L’écrivain témoigne

L’affaire vient enfin de connaître un dénouement heureux : Éric Bénier-Bürckel, qui était poursuivi pour le contenu de son roman controversé Pogrom a été relaxé en novembre dernier. Lors de la publication du roman, par Flammarion en janvier 2005, deux directeurs de collection d’un éditeur concurrent avaient dénoncé publiquement son contenu le qualifiant de « vomissement antisémite ». Il lui était reproché une longue diatribe violemment antisémite d’un des personnages secondaires.
 Le ministère public avait engagé des poursuites sur les fondements d’incitation à la haine ou la discrimination raciale, injure à caractère racial et diffusion de message violent, pornographique ou attentatoire à la dignité humaine, accessible aux mineurs. Finalement, la 17ème chambre a jugé que les infractions n’étaient « pas constituées » matériellement.
 Selon les attendus du jugement, « l’intention exclusivement littéraire [de Pogrom] fait obstacle à l’élément moral des infractions ».
Pourtant, les deux détracteurs avaient tiré sans sommation dans un point de vue publié par Le Monde. « Il se trouve toujours quelque jeune imbécile cynique pour écrire de telles pages, de tels livres. On espérait qu’il ne se trouverait plus d’éditeur, du moins ayant pignon sur rue, pour les publier. Ce n’est pas le cas. Comme si l’esprit publicitaire triomphait de toute limite dans la promotion de simulacres de subversion qui touchent à l’intolérable. [...] Ce n’est qu’un livre, dira-t-on ? Non, c’est un viol. » Puis ce fut la déferlante, jusqu’au Premier ministre de l’époque, dénonçant publiquement « ceux qui cherchent à faire applaudir la haine ». Je voulais comprendre. Car le procédé qui consiste à démolir un auteur, tout en accusant son éditeur de vouloir se faire un coup de pub en surfant sur les mauvais sentiments, me semble tout aussi inqualifiable que les propos tenus par l’un des personnages du roman.

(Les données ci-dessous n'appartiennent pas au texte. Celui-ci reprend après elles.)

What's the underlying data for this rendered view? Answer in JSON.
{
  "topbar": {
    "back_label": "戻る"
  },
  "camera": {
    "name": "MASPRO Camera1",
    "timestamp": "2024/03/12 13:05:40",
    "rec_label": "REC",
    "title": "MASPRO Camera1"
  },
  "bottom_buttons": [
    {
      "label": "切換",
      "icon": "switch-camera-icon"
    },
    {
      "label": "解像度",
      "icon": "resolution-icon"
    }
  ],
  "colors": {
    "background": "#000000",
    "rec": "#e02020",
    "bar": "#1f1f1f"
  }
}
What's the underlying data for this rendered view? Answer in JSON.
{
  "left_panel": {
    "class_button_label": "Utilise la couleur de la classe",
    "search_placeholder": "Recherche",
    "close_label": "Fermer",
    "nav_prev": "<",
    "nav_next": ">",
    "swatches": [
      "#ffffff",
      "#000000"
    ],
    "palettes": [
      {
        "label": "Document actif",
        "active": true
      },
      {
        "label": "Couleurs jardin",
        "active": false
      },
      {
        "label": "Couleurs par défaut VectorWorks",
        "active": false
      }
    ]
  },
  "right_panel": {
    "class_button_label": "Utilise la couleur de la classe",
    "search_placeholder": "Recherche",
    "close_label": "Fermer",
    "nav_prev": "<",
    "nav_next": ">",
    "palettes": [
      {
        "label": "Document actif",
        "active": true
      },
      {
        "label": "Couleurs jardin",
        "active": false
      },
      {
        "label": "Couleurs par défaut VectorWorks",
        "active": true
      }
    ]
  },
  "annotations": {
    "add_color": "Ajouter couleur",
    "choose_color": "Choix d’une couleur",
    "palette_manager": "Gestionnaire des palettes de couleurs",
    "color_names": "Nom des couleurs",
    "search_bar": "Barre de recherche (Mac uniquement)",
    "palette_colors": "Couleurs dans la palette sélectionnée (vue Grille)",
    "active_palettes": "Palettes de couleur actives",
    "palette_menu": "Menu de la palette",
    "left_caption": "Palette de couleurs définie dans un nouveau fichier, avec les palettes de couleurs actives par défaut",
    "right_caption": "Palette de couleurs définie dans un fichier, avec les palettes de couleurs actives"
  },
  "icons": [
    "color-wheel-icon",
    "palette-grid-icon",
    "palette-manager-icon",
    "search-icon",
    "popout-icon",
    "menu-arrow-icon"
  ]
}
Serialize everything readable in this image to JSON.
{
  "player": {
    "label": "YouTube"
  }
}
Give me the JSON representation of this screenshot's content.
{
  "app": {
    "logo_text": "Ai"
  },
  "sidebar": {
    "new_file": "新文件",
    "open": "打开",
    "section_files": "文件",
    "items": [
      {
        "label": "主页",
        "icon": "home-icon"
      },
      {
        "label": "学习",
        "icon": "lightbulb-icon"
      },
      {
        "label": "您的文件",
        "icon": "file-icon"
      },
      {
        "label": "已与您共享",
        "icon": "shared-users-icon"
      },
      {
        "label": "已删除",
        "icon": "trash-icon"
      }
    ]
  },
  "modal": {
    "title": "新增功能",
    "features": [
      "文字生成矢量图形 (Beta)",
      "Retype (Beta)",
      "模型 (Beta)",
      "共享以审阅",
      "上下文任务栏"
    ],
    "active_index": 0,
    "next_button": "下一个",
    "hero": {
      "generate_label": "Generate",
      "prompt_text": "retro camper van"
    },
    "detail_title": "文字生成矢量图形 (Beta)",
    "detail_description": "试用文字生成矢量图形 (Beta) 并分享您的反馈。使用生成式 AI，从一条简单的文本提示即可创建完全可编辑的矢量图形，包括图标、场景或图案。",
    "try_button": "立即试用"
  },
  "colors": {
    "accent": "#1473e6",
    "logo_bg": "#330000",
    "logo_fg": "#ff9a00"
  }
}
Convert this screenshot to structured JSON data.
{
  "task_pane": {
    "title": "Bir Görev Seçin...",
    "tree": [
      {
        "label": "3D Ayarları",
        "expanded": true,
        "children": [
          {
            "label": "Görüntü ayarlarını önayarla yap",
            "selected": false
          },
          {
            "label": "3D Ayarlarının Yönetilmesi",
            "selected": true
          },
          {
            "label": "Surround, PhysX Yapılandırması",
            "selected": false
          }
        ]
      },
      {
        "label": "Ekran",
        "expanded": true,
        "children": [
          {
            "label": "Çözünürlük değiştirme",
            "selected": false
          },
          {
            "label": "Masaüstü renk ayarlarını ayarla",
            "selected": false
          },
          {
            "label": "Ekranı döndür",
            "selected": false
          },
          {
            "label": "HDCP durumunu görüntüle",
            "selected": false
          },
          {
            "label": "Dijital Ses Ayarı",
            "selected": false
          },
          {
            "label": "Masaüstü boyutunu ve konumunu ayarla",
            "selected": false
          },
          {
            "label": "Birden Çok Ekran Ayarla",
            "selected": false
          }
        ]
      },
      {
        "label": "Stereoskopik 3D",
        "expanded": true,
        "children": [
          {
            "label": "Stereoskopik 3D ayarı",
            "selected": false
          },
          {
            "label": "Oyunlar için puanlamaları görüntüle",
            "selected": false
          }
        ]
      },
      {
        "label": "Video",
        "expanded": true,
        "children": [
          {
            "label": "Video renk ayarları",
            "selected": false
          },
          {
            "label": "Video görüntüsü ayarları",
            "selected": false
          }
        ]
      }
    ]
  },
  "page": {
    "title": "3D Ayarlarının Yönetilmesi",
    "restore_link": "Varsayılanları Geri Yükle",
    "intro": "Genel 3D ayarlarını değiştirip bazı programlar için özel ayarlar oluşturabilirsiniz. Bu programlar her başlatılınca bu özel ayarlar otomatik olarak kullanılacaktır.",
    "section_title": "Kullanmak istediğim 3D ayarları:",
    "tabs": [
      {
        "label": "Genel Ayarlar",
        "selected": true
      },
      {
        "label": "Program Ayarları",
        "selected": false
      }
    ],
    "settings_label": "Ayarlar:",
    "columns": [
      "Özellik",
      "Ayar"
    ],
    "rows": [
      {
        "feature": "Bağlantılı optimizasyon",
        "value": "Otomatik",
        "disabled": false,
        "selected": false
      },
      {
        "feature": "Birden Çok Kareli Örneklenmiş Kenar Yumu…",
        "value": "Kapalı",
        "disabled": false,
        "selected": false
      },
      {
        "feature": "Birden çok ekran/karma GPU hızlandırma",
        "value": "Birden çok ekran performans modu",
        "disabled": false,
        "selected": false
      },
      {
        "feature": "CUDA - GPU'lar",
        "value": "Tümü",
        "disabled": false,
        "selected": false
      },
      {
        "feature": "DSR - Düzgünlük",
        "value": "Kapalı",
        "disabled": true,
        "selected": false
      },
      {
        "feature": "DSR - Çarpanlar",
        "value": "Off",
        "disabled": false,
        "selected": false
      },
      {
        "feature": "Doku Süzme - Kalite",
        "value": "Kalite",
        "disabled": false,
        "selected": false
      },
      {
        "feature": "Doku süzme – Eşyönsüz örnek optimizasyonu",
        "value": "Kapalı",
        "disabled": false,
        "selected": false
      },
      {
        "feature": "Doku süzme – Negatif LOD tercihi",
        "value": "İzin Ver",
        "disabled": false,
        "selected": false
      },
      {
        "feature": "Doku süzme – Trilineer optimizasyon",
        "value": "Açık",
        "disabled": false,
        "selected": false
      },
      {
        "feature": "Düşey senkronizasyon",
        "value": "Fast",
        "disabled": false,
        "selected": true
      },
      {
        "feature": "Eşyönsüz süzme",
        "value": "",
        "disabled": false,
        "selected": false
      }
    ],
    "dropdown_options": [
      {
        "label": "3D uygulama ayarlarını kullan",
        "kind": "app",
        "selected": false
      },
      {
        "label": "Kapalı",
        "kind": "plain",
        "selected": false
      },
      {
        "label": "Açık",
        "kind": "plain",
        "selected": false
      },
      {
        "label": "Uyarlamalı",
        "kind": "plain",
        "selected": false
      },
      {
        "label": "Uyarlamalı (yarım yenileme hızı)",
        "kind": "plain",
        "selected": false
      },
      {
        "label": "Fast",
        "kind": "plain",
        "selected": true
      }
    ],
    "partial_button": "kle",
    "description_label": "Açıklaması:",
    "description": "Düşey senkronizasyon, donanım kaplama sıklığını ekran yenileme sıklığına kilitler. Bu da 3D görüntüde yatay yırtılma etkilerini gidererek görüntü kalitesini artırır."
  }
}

J’ai donc lu ce livre. Et je n’y ai vu que la peinture outrancière d’une certaine société qui n’est autre que celle dans laquelle nous vivons, et d’individus que nous croisons tous les matins au bistrot, nous devant notre café, eux entamant leur troisième bière. J’y ai lu cette haine - portée à son paroxysme, il est vrai - que nous possédons tous en nous, plus ou moins enfouie, plus ou moins consciente, ces sentiments que l’immense majorité d’entre nous refoule, par éducation, conformisme, peur du gendarme, peur de Dieu et de l’Enfer, ces croyances qui nous inculquent l’amour du prochain, mais aussi, et surtout, le précepte suprême, le « tu ne tueras point », autant de commandements qui, au-delà de la promesse d’un au-delà tout aussi enchanteur qu’éternel, permettent normalement de vivre en société. Il faut cesser de considérer l’homme comme naturellement bon. Chacun porte en lui le meilleur comme le pire, sa part de Bien comme sa part de mal.
Certes, Pogrom est du sous-Céline, référence « officielle » en la matière. Certes, écrit à la serpe. Mais pas de quoi vouer cet ouvrage aux gémonies, allumer un autodafé en place publique ou aiguiser les ciseaux d’une censure qui ne dit pas son nom. Lorsque deux écrivains, éditeurs de surcroît s’expriment avec une telle violence, nous ne sommes plus dans la critique littéraire, aux deux sens du terme, le compte rendu de livre dans un média (critique journalistique) ou l’approche didactique savante (étude littéraire) mais dans l’appel au châtiment, la damnation et la fatwa réunis. Les lecteurs sont adultes. Ils savent faire la part des choses. Et dix-huit mois plus tard paraissait Les Bienveillantes. Question : pourquoi Littell et pas Bénier-Bürckel ?
Casser le thermomètre n’a jamais fait baisser la fièvre. C’est à la réalité qu’il faut s’attaquer, et non pas à ses manifestations symboliques et symptomatiques. Où alors retirer de la vente Orange mécanique d’Anthony Burgess et American Psycho de Bret Easton Ellis.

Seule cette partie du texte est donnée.